We enclose Professor Geoffrey Alderman’s formal objection ( among the 430 others lodged to the House of Lords Scrutiny Committee) .

To: The Chairman of the Secondary Legislation Scrutiny Committee.

I wish to object to the passage of the Relationships Education, Relationships and Sex Education and Health Education (England) Regulations 2019, which were laid before Parliament on 25 February 2019.

[http://www.legislation.gov.uk/ukdsi/2019/9780111181997 ]

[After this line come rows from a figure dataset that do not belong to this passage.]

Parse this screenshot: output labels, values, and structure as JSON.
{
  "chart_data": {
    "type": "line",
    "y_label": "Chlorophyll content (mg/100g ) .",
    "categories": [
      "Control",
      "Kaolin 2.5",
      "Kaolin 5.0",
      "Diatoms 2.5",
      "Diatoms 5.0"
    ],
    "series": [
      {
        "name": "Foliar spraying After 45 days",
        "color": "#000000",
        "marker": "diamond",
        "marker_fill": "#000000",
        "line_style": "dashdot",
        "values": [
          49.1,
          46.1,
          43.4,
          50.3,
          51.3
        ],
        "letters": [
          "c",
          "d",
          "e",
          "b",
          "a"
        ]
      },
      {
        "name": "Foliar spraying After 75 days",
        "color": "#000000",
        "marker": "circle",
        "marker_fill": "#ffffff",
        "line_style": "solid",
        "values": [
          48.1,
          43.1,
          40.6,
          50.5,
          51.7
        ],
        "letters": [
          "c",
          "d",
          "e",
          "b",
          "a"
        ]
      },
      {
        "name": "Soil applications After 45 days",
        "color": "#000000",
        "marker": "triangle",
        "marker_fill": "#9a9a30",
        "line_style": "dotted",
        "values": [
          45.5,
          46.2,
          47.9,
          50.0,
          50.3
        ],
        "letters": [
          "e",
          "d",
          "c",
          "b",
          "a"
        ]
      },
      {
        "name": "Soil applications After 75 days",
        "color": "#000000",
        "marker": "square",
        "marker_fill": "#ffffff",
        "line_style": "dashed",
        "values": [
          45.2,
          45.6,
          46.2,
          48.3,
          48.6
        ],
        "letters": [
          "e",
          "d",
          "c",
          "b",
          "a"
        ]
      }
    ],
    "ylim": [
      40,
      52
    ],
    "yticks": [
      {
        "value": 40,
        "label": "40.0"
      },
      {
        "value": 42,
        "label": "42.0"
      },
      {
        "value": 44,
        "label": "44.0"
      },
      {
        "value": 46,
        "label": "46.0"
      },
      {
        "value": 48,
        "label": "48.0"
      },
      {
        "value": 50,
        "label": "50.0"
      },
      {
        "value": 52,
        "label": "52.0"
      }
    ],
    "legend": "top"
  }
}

My grounds of objection are

(a) that the said Regulations seek to limit parental rights to have children educated exclusively in accordance with parents’ religious beliefs, which are a Protected Characteristic under the 2010 Equality Act;

(b) the said Regulations completely ignore the results of the formal consultation upon which they are supposed to be based: in that consultation no less than 64 per cent of responses declared that the proposed content for Relationships & Sex Education at secondary-school level was not “age-appropriate,” while 58 per cent voiced an identical concern about Relationships Education at primary level. Additionally, “a large proportion” disagreed with the position on teaching about alternative lifestyles as set out in the proposed Regulations;

(c) the said Regulations breach the protection of religious rights as guaranteed by virtue of the European Convention on Human Rights (to which the UK is a signatory), more especially Article 2 of Protocol No. 1 of that Convention which protects the right of parents to have their children educated in conformity with their religious beliefs and philosophical convictions.

Sincerely

Professor Geoffrey Alderman

Professor Alderman also wrote to the Times on March 15
PARENTAL GUIDANCE
Sir, Alice Thomson (Comment, Mar 13, and letter, Mar 14) is entitled to her view that “it is vital that children of all religions are taught what is acceptable practice in this country”. In many faith communities, however, such instruction is given exclusively in the home, and naturally in accordance with the religious beliefs of parents.
The right of parents to have their children so educated is guaranteed by the European Convention on Human Rights (to which the UK is a signatory). But the government’s proposals — in draft regulations now before parliament — seek to abridge this right. This ignores the results of the government’s own formal consultation upon which these proposals are supposed to be based. In that consultation no less than 64 per cent of responses declared that the proposed content for relationships & sex education at secondary-school level was not “age-appropriate,” while 58 per cent voiced an identical concern about relationships education at primary level.
Additionally, “a large proportion” disagreed with the position on teaching about alternative lifestyles as set out in the proposed regulations.
Should parliament nonetheless approve these proposals, parents will have to fall back on the right to home-school. Is this what the government really wants?
Professor Geoffrey Alderman
University of Buckingham
https://www.thetimes.co.uk/edition/comment/times-letters-attorney-general-s-legal-advice-on-brexit-8kr82p632

A statement from senior Anglican clergy on Monday and Tuesday this week reads

This conference objects to the new guidelines on relationships education which could lead to schools covering lgbt issues to be included at every stage of Primary Education. We urge those responsible to reject them on the grounds that they supply potentially damaging age-inappropriate information, and do not allow parents the freedom to withdraw their children from exposure to experience and knowledge that they have no means to critique.